Tin demand improves  

2020-09-15T13:29:44+00:00 September 16th, 2020|News|

The market for tin is looking positive as more data about world economies become available. According to the International Tin Association, official Customs data show that China imported about 2750 tonnes (t) of refined tin in July 2020, which is a six-fold increase from 2019.

Official Customs data show that China imported about 2750 tonnes (t) of refined tin in July 2020, which is a six-fold increase from 2019. Image credit: Busiunion

Official Customs data show that China imported about 2750 tonnes (t) of refined tin in July 2020, which is a six-fold increase from 2019. Image credit: Busiunion

Imports year-to-date reached 12 113t, eleven times higher than the same period last year. As a result, the net refined tin imports from January to July this year were 9 626t, a significant change from the 4 175t of net exports in 2019. Despite rising refined tin imports, imports of concentrate have remained relatively stable. The total estimated tin content in July’s tin ore and concentrate imports was 4 200t, stable month-on-month (MoM) and year-on-year (YoY). The estimated amount from Myanmar was 3 500t, down 8% MoM and YoY. Other ore imports originated from Australia, Laos, Russia, Vietnam, and Nigeria. The imported total from these countries was 700 tonnes, up 133% MoM and 75% YoY.

According to the International Tin Association demand for refined tin in China has recovered significantly from the start of 2020. The usual lull surrounding the Chinese Spring Festival was followed by factory closures and weak end-user demand due to the coronavirus.
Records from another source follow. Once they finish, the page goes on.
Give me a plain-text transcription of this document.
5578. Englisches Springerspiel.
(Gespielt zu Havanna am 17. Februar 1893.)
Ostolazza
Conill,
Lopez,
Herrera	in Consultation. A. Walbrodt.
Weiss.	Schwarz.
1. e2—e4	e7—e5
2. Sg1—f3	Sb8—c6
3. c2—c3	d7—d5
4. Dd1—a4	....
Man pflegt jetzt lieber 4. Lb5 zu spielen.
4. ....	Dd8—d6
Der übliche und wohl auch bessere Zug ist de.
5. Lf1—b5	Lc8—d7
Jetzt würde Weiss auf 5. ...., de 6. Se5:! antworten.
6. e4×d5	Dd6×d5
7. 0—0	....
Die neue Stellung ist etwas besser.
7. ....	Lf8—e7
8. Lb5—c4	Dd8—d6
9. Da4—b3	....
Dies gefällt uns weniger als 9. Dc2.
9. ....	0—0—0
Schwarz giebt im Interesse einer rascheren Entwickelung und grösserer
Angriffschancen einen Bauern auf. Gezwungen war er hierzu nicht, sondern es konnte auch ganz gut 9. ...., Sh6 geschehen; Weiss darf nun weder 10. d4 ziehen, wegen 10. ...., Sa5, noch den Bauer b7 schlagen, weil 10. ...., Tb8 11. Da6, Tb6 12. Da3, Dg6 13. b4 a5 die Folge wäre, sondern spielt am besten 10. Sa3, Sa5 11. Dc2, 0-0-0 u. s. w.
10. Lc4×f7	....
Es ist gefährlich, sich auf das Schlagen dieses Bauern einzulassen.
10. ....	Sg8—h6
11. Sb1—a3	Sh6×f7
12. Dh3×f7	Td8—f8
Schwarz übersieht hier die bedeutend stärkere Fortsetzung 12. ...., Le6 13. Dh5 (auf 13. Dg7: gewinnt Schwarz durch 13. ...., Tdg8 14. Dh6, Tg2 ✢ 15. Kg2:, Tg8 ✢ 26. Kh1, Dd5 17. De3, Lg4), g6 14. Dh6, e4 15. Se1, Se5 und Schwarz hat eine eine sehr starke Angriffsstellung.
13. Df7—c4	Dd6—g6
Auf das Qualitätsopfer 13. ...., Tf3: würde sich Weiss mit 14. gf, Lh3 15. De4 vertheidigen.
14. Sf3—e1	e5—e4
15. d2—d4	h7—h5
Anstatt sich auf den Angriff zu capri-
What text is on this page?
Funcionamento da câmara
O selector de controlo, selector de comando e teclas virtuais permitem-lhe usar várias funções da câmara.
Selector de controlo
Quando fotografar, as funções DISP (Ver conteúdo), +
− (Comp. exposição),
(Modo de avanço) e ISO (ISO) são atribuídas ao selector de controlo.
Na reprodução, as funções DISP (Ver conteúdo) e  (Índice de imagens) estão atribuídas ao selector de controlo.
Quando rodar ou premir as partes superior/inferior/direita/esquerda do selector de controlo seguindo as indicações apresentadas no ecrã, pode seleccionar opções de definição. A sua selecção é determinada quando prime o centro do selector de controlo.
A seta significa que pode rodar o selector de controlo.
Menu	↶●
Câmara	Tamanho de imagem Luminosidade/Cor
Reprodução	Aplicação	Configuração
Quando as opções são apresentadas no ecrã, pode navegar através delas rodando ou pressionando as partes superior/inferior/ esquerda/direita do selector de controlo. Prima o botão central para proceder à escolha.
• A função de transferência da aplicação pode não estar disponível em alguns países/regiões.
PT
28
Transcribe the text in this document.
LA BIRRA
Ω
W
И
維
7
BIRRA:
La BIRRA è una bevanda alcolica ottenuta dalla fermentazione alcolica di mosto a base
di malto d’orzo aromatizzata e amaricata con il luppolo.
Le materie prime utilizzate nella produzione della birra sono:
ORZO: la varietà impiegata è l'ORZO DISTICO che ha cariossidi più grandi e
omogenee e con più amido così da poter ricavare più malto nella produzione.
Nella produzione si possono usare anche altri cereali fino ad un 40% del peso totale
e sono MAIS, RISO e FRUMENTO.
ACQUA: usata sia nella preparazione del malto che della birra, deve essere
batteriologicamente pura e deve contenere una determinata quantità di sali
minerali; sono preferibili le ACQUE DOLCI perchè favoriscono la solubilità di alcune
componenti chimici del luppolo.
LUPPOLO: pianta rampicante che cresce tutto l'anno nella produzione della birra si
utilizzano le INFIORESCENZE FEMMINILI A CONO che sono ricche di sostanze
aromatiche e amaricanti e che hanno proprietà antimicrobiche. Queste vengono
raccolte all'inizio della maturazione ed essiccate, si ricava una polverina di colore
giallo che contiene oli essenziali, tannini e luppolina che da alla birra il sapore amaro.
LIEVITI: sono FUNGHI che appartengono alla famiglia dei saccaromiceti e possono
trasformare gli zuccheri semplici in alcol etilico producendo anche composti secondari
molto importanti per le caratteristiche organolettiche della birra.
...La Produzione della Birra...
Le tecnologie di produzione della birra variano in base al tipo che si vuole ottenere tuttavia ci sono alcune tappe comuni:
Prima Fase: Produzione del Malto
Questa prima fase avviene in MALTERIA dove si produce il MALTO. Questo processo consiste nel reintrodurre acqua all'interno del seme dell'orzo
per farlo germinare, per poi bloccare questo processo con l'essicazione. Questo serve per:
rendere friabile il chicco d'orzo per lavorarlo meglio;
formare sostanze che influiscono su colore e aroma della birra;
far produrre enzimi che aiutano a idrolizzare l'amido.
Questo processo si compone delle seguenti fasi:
“However, with the Chinese economy moving again and promises of significant investment in network infrastructure, demand for tin has risen. Some Chinese solder producers are indicating significant year-on-year growth in recent months. Combined with smelter maintenance and tight raw materials supply, Chinese consumers have had to import tin.

Although Myanmar and China are both taking a stringent attitude to people flow across their borders, tin concentrate production in Myanmar in July and August has recovered to around 3 000t tin-in-concentrate (tic). However, we expect that tin shipments from Myanmar will drop in September because of flooding. Mines in the Wa area have been completely flooded, while a mine collapse on August 20 has exacerbated the situation. Local news estimates that mines will resume normal operations in October. Therefore, we feel that Myanmar tin shipments in September and October could decrease to 1 500t tic per month.”